Discussions of the millennial vote currently exist under the shadow of Brexit where only 36 percent of 18-to-24-year-olds showed up to vote for the referendum, while 73-percent of those who did vote chose to stay in the European Union. This is a pattern nearly analogous to America’s recent primaries: millennial voters overwhelmingly support Bernie Sanders, yet Clinton clinched the Democratic nomination by a landslide. Regardless of how you feel about Clinton, Sanders, and Trump, there is a strong indication that if millennials, whose number of eligible voters now rivals that of baby boomers, had actively participated in the primaries, the results may have been drastically different.
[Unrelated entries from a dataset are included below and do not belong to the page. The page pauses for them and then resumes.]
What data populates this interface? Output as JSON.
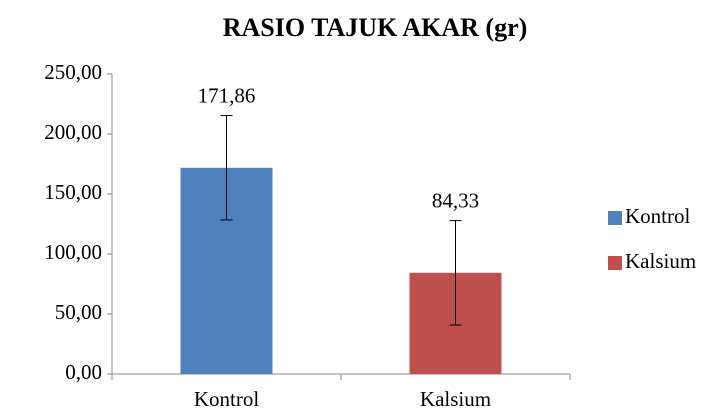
{
  "chart_data": {
    "type": "bar",
    "title": "RASIO TAJUK AKAR (gr)",
    "categories": [
      "Kontrol",
      "Kalsium"
    ],
    "series": [
      {
        "name": "Kontrol",
        "color": "#4f81bd",
        "values": [
          171.86,
          null
        ],
        "errors": [
          43.5,
          null
        ],
        "value_labels": [
          "171,86",
          null
        ]
      },
      {
        "name": "Kalsium",
        "color": "#c0504d",
        "values": [
          null,
          84.33
        ],
        "errors": [
          null,
          43.5
        ],
        "value_labels": [
          null,
          "84,33"
        ]
      }
    ],
    "ylim": [
      0,
      250
    ],
    "yticks": [
      {
        "value": 0,
        "label": "0,00"
      },
      {
        "value": 50,
        "label": "50,00"
      },
      {
        "value": 100,
        "label": "100,00"
      },
      {
        "value": 150,
        "label": "150,00"
      },
      {
        "value": 200,
        "label": "200,00"
      },
      {
        "value": 250,
        "label": "250,00"
      }
    ],
    "grid": false,
    "legend": "right"
  }
}
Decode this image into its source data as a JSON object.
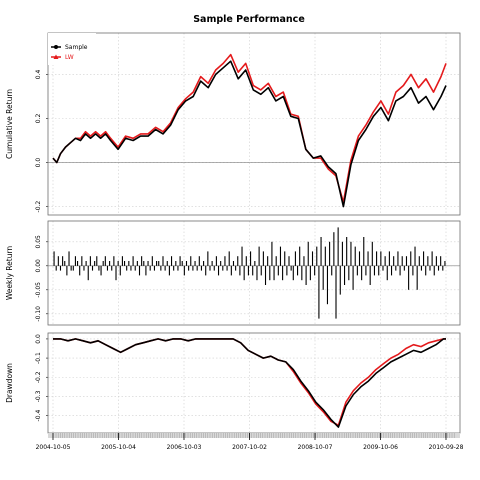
{
  "chart_data": {
    "type": "line",
    "title": "Sample Performance",
    "x_labels": [
      "2004-10-05",
      "2005-10-04",
      "2006-10-03",
      "2007-10-02",
      "2008-10-07",
      "2009-10-06",
      "2010-09-28"
    ],
    "legend": {
      "placement": "top-left",
      "entries": [
        {
          "name": "Sample",
          "color": "#000000"
        },
        {
          "name": "LW",
          "color": "#e41a1c"
        }
      ]
    },
    "panels": [
      {
        "id": "cumulative",
        "ylabel": "Cumulative Return",
        "ylim": [
          -0.22,
          0.57
        ],
        "yticks": [
          -0.2,
          0,
          0.2,
          0.4
        ],
        "ytick_labels": [
          "-0.2",
          "0.0",
          "0.2",
          "0.4"
        ],
        "reference_line": 0,
        "x": [
          0,
          3,
          6,
          10,
          14,
          18,
          22,
          26,
          30,
          34,
          38,
          42,
          46,
          52,
          58,
          64,
          70,
          76,
          82,
          88,
          94,
          100,
          106,
          112,
          118,
          124,
          130,
          136,
          142,
          148,
          154,
          160,
          166,
          172,
          178,
          184,
          190,
          196,
          202,
          208,
          214,
          220,
          226,
          232,
          238,
          244,
          250,
          256,
          262,
          268,
          274,
          280,
          286,
          292,
          298,
          304,
          310,
          314
        ],
        "series": [
          {
            "name": "Sample",
            "color": "#000000",
            "values": [
              0.02,
              0.0,
              0.04,
              0.07,
              0.09,
              0.11,
              0.1,
              0.13,
              0.11,
              0.13,
              0.11,
              0.13,
              0.1,
              0.06,
              0.11,
              0.1,
              0.12,
              0.12,
              0.15,
              0.13,
              0.17,
              0.24,
              0.28,
              0.3,
              0.37,
              0.34,
              0.4,
              0.43,
              0.46,
              0.38,
              0.42,
              0.33,
              0.31,
              0.34,
              0.28,
              0.3,
              0.21,
              0.2,
              0.06,
              0.02,
              0.03,
              -0.02,
              -0.05,
              -0.2,
              -0.01,
              0.1,
              0.15,
              0.21,
              0.25,
              0.19,
              0.28,
              0.3,
              0.34,
              0.27,
              0.3,
              0.24,
              0.3,
              0.35
            ]
          },
          {
            "name": "LW",
            "color": "#e41a1c",
            "values": [
              0.02,
              0.0,
              0.04,
              0.07,
              0.09,
              0.11,
              0.11,
              0.14,
              0.12,
              0.14,
              0.12,
              0.14,
              0.11,
              0.07,
              0.12,
              0.11,
              0.13,
              0.13,
              0.16,
              0.14,
              0.18,
              0.25,
              0.29,
              0.32,
              0.39,
              0.36,
              0.42,
              0.45,
              0.49,
              0.41,
              0.45,
              0.35,
              0.33,
              0.36,
              0.3,
              0.32,
              0.22,
              0.21,
              0.06,
              0.02,
              0.02,
              -0.03,
              -0.06,
              -0.18,
              0.01,
              0.12,
              0.17,
              0.23,
              0.28,
              0.22,
              0.32,
              0.35,
              0.4,
              0.34,
              0.38,
              0.32,
              0.39,
              0.45
            ]
          }
        ]
      },
      {
        "id": "weekly",
        "ylabel": "Weekly Return",
        "type": "bar",
        "ylim": [
          -0.115,
          0.085
        ],
        "yticks": [
          -0.1,
          -0.05,
          0,
          0.05
        ],
        "ytick_labels": [
          "-0.10",
          "-0.05",
          "0.00",
          "0.05"
        ],
        "reference_line": 0,
        "values": [
          0.03,
          -0.01,
          0.02,
          -0.01,
          0.02,
          0.01,
          -0.02,
          0.03,
          -0.01,
          -0.01,
          0.02,
          0.01,
          -0.02,
          0.02,
          -0.01,
          0.01,
          -0.03,
          0.02,
          -0.01,
          0.01,
          0.02,
          -0.01,
          -0.02,
          0.01,
          0.02,
          -0.01,
          0.01,
          -0.01,
          0.02,
          -0.03,
          0.01,
          -0.02,
          0.02,
          0.01,
          -0.01,
          0.01,
          -0.01,
          0.02,
          -0.01,
          0.01,
          -0.02,
          0.02,
          0.01,
          -0.02,
          0.01,
          -0.01,
          0.02,
          -0.01,
          0.01,
          0.01,
          -0.01,
          0.02,
          -0.01,
          0.01,
          -0.02,
          0.02,
          -0.01,
          0.01,
          -0.01,
          0.02,
          0.01,
          -0.02,
          0.01,
          -0.01,
          0.02,
          -0.01,
          0.01,
          -0.01,
          0.02,
          -0.01,
          0.01,
          -0.02,
          0.03,
          -0.01,
          0.01,
          -0.01,
          0.02,
          -0.02,
          0.01,
          -0.01,
          0.02,
          -0.01,
          0.03,
          -0.02,
          0.01,
          -0.01,
          0.02,
          -0.02,
          0.04,
          -0.03,
          0.02,
          -0.02,
          0.03,
          -0.02,
          0.01,
          -0.03,
          0.04,
          -0.02,
          0.03,
          -0.04,
          0.02,
          -0.03,
          0.05,
          -0.03,
          0.02,
          -0.02,
          0.04,
          -0.03,
          0.03,
          -0.02,
          0.02,
          -0.01,
          -0.03,
          0.03,
          -0.02,
          0.04,
          -0.03,
          0.02,
          -0.04,
          0.05,
          -0.03,
          0.03,
          -0.02,
          0.04,
          -0.11,
          0.06,
          -0.05,
          0.04,
          -0.08,
          0.05,
          -0.02,
          0.07,
          -0.11,
          0.08,
          -0.06,
          0.05,
          -0.04,
          0.06,
          -0.03,
          0.05,
          -0.05,
          0.04,
          -0.02,
          0.03,
          -0.03,
          0.06,
          -0.02,
          0.03,
          -0.04,
          0.05,
          -0.02,
          0.03,
          -0.02,
          0.03,
          -0.01,
          0.02,
          -0.03,
          0.03,
          -0.02,
          0.02,
          -0.01,
          0.03,
          -0.02,
          0.02,
          -0.01,
          0.02,
          -0.05,
          0.03,
          -0.02,
          0.04,
          -0.05,
          0.02,
          -0.01,
          0.03,
          -0.02,
          0.02,
          -0.01,
          0.03,
          -0.02,
          0.02,
          -0.01,
          0.02,
          -0.01,
          0.01
        ]
      },
      {
        "id": "drawdown",
        "ylabel": "Drawdown",
        "ylim": [
          -0.47,
          0.01
        ],
        "yticks": [
          -0.4,
          -0.3,
          -0.2,
          -0.1,
          0
        ],
        "ytick_labels": [
          "-0.4",
          "-0.3",
          "-0.2",
          "-0.1",
          "0.0"
        ],
        "x": [
          0,
          6,
          12,
          18,
          24,
          30,
          36,
          42,
          48,
          54,
          60,
          66,
          72,
          78,
          84,
          90,
          96,
          102,
          108,
          114,
          120,
          126,
          132,
          138,
          144,
          150,
          156,
          162,
          168,
          174,
          180,
          186,
          192,
          198,
          204,
          210,
          216,
          222,
          228,
          234,
          240,
          246,
          252,
          258,
          264,
          270,
          276,
          282,
          288,
          294,
          300,
          306,
          312,
          314
        ],
        "series": [
          {
            "name": "Sample",
            "color": "#000000",
            "values": [
              0.0,
              0.0,
              -0.01,
              0.0,
              -0.01,
              -0.02,
              -0.01,
              -0.03,
              -0.05,
              -0.07,
              -0.05,
              -0.03,
              -0.02,
              -0.01,
              0.0,
              -0.01,
              0.0,
              0.0,
              -0.01,
              0.0,
              0.0,
              0.0,
              0.0,
              0.0,
              0.0,
              -0.02,
              -0.06,
              -0.08,
              -0.1,
              -0.09,
              -0.11,
              -0.12,
              -0.16,
              -0.22,
              -0.27,
              -0.33,
              -0.37,
              -0.42,
              -0.46,
              -0.35,
              -0.29,
              -0.25,
              -0.22,
              -0.18,
              -0.15,
              -0.12,
              -0.1,
              -0.08,
              -0.06,
              -0.07,
              -0.05,
              -0.03,
              0.0,
              0.0
            ]
          },
          {
            "name": "LW",
            "color": "#e41a1c",
            "values": [
              0.0,
              0.0,
              -0.01,
              0.0,
              -0.01,
              -0.02,
              -0.01,
              -0.03,
              -0.05,
              -0.07,
              -0.05,
              -0.03,
              -0.02,
              -0.01,
              0.0,
              -0.01,
              0.0,
              0.0,
              -0.01,
              0.0,
              0.0,
              0.0,
              0.0,
              0.0,
              0.0,
              -0.02,
              -0.06,
              -0.08,
              -0.1,
              -0.09,
              -0.11,
              -0.12,
              -0.17,
              -0.23,
              -0.28,
              -0.34,
              -0.38,
              -0.43,
              -0.45,
              -0.33,
              -0.27,
              -0.23,
              -0.2,
              -0.16,
              -0.13,
              -0.1,
              -0.08,
              -0.05,
              -0.03,
              -0.04,
              -0.02,
              -0.01,
              0.0,
              0.0
            ]
          }
        ]
      }
    ]
  }
}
What matters now is millennials are encouraged to vote as soon as possible, and when that time comes, they will vote responsibly. This year, votes were cast with a few keywords in mind: Woman, winner, socialist. That attitude of lax persuasion has reverberated into this election season with a media rendering characters in this political narrative one-dimensional: Donald Trump is a brash Washington outsider; Hillary Clinton is a female politician; Bernie Sanders is a Democratic-socialist. Sure, people can vote as they see fit, but never has that measure of fitness felt so perfunctory. Young people were and are irrevocably influenced by this mentality, and their allegiance to the Internet as their primary news source will only accentuate a keyword-focused political education. There is no relevant model for intelligent discourse; what remains is the passive consumption of news.
Gone are the days of hope, change, solutions, and maverick—words that fueled a media maelstrom and captivated an audience who saw on television what they felt in their hearts. But it’s 2016 now: Televised polemics aren’t delivered with the same gusto of the recent past, and newscaster recognition has perhaps become a lost art. Because today, the dialogue that provoked late-2000s political angst no longer exists on television—at least not as vividly, passionately, or personally as it raged on before. So more than ever, public dialogue needs to return to our cultural consciousness, or else the democratic process will cease to mean anything at all.